No puedo mirar, pero tampoco me atrevo a desviar la mirada. Orit Mark, una joven israelí, llora. Su padre, Michael (Miki) fue asesinado a tiros mientras manejaba por la autopista junto a su esposa y dos de sus diez hijos.
Javi, su esposa, fue herida de gravedad en el ataque; los dos hijos también resultaron heridos. Orit está junto a su hermano que la abraza, tratando de llenar con palabras el inmenso vacío de su corazón. Sollozando, agitada, ella habla. Orit da un discurso fúnebre en honor de su padre asesinado.
Me sorprende profundamente la fortaleza de esta niña de nuestro pueblo. Hoy, Orit perdió la dulce inocencia de su juventud. Conoció la tragedia indescriptible en carne propia.
Y sin embargo se rehúsa a desmoronarse por completo. Su voz es fuerte a pesar de las lágrimas. Hay una pasión, una convicción, que llena el cuarto en el que miles de dolientes se reúnen en una tristeza silente. Puedo oír los lamentos de la multitud, los suspiros de abatimiento por otro asesinato. Pero ella, esta niña de nuestro pueblo, no se rinde.
“Aba shelí, Aba shelí”, ‘mi padre, mi padre’, te amo tanto”.

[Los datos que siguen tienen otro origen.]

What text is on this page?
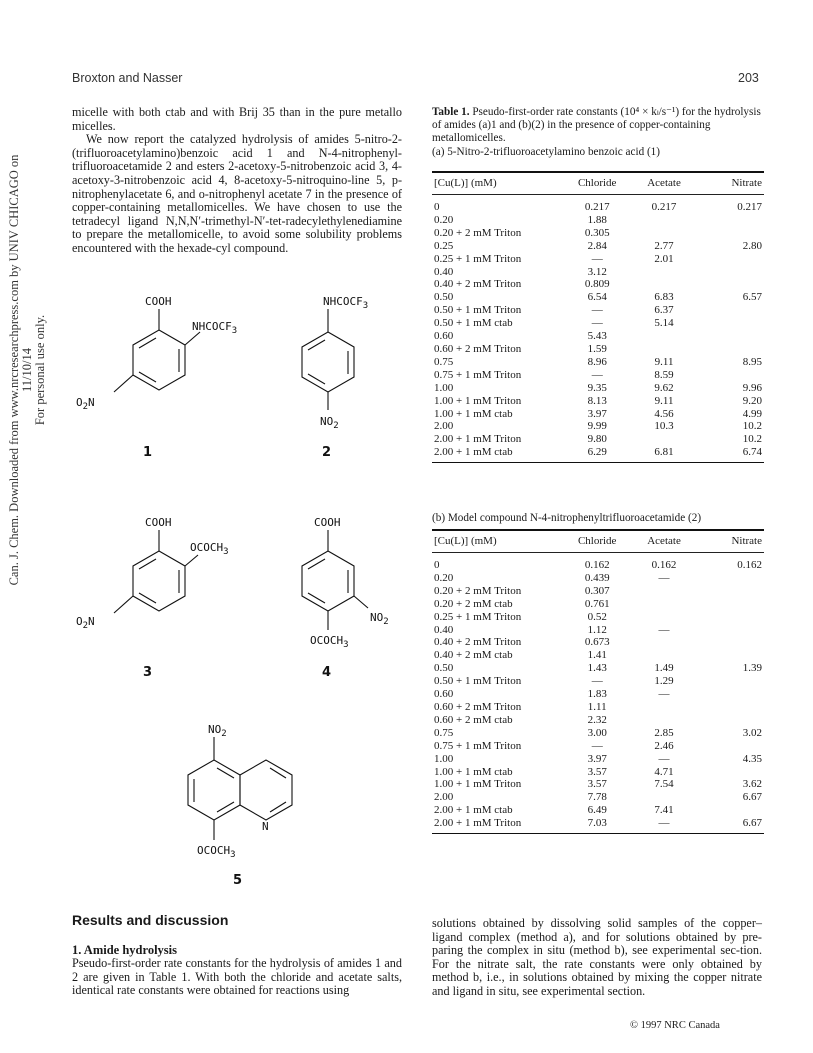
Broxton and Nasser	203
Can. J. Chem. Downloaded from www.nrcresearchpress.com by UNIV CHICAGO on 11/10/14 For personal use only.

micelle with both ctab and with Brij 35 than in the pure metallo micelles.

We now report the catalyzed hydrolysis of amides 5-nitro-2-(trifluoroacetylamino)benzoic acid 1 and N-4-nitrophenyl-trifluoroacetamide 2 and esters 2-acetoxy-5-nitrobenzoic acid 3, 4-acetoxy-3-nitrobenzoic acid 4, 8-acetoxy-5-nitroquino-line 5, p-nitrophenylacetate 6, and o-nitrophenyl acetate 7 in the presence of copper-containing metallomicelles. We have chosen to use the tetradecyl ligand N,N,N′-trimethyl-N′-tet-radecylethylenediamine to prepare the metallomicelle, to avoid some solubility problems encountered with the hexade-cyl compound.

COOH
$NHCOCF_3$
$O_2N$
1
$NHCOCF_3$
$NO_2$
2
COOH
$OCOCH_3$
$O_2N$
3
COOH
$NO_2$
$OCOCH_3$
4
$NO_2$
N
$OCOCH_3$
5
Table 1. Pseudo-first-order rate constants (10⁴ × kₗ/s⁻¹) for the hydrolysis of amides (a)1 and (b)(2) in the presence of copper-containing metallomicelles.
(a) 5-Nitro-2-trifluoroacetylamino benzoic acid (1)
[Cu(L)] (mM)	Chloride	Acetate	Nitrate
0	0.217	0.217	0.217
0.20	1.88		
0.20 + 2 mM Triton	0.305		
0.25	2.84	2.77	2.80
0.25 + 1 mM Triton	—	2.01	
0.40	3.12		
0.40 + 2 mM Triton	0.809		
0.50	6.54	6.83	6.57
0.50 + 1 mM Triton	—	6.37	
0.50 + 1 mM ctab	—	5.14	
0.60	5.43		
0.60 + 2 mM Triton	1.59		
0.75	8.96	9.11	8.95
0.75 + 1 mM Triton	—	8.59	
1.00	9.35	9.62	9.96
1.00 + 1 mM Triton	8.13	9.11	9.20
1.00 + 1 mM ctab	3.97	4.56	4.99
2.00	9.99	10.3	10.2
2.00 + 1 mM Triton	9.80		10.2
2.00 + 1 mM ctab	6.29	6.81	6.74
(b) Model compound N-4-nitrophenyltrifluoroacetamide (2)
[Cu(L)] (mM)	Chloride	Acetate	Nitrate
0	0.162	0.162	0.162
0.20	0.439	—	
0.20 + 2 mM Triton	0.307		
0.20 + 2 mM ctab	0.761		
0.25 + 1 mM Triton	0.52		
0.40	1.12	—	
0.40 + 2 mM Triton	0.673		
0.40 + 2 mM ctab	1.41		
0.50	1.43	1.49	1.39
0.50 + 1 mM Triton	—	1.29	
0.60	1.83	—	
0.60 + 2 mM Triton	1.11		
0.60 + 2 mM ctab	2.32		
0.75	3.00	2.85	3.02
0.75 + 1 mM Triton	—	2.46	
1.00	3.97	—	4.35
1.00 + 1 mM ctab	3.57	4.71	
1.00 + 1 mM Triton	3.57	7.54	3.62
2.00	7.78		6.67
2.00 + 1 mM ctab	6.49	7.41	
2.00 + 1 mM Triton	7.03	—	6.67
Results and discussion
1. Amide hydrolysis
Pseudo-first-order rate constants for the hydrolysis of amides 1 and 2 are given in Table 1. With both the chloride and acetate salts, identical rate constants were obtained for reactions using
solutions obtained by dissolving solid samples of the copper–ligand complex (method a), and for solutions obtained by pre-paring the complex in situ (method b), see experimental sec-tion. For the nitrate salt, the rate constants were only obtained by method b, i.e., in solutions obtained by mixing the copper nitrate and ligand in situ, see experimental section.
© 1997 NRC Canada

Las lágrimas de Orit llegan a mi corazón. Atestiguar el dolor crudo es atroz, espeluznante.
“Mi amado padre, no puedo creer que estés partiendo. Hace solo un momento me tuviste en brazos y me dijiste que nunca te irías, pero ahora Dios te ha llevado”.
Mientras describe a su padre, es imposible no conmoverse por la bondad que les debe haber transmitido a sus hijos a cada día.
“Me diste tu corazón, Aba. Nos aceptaste como somos.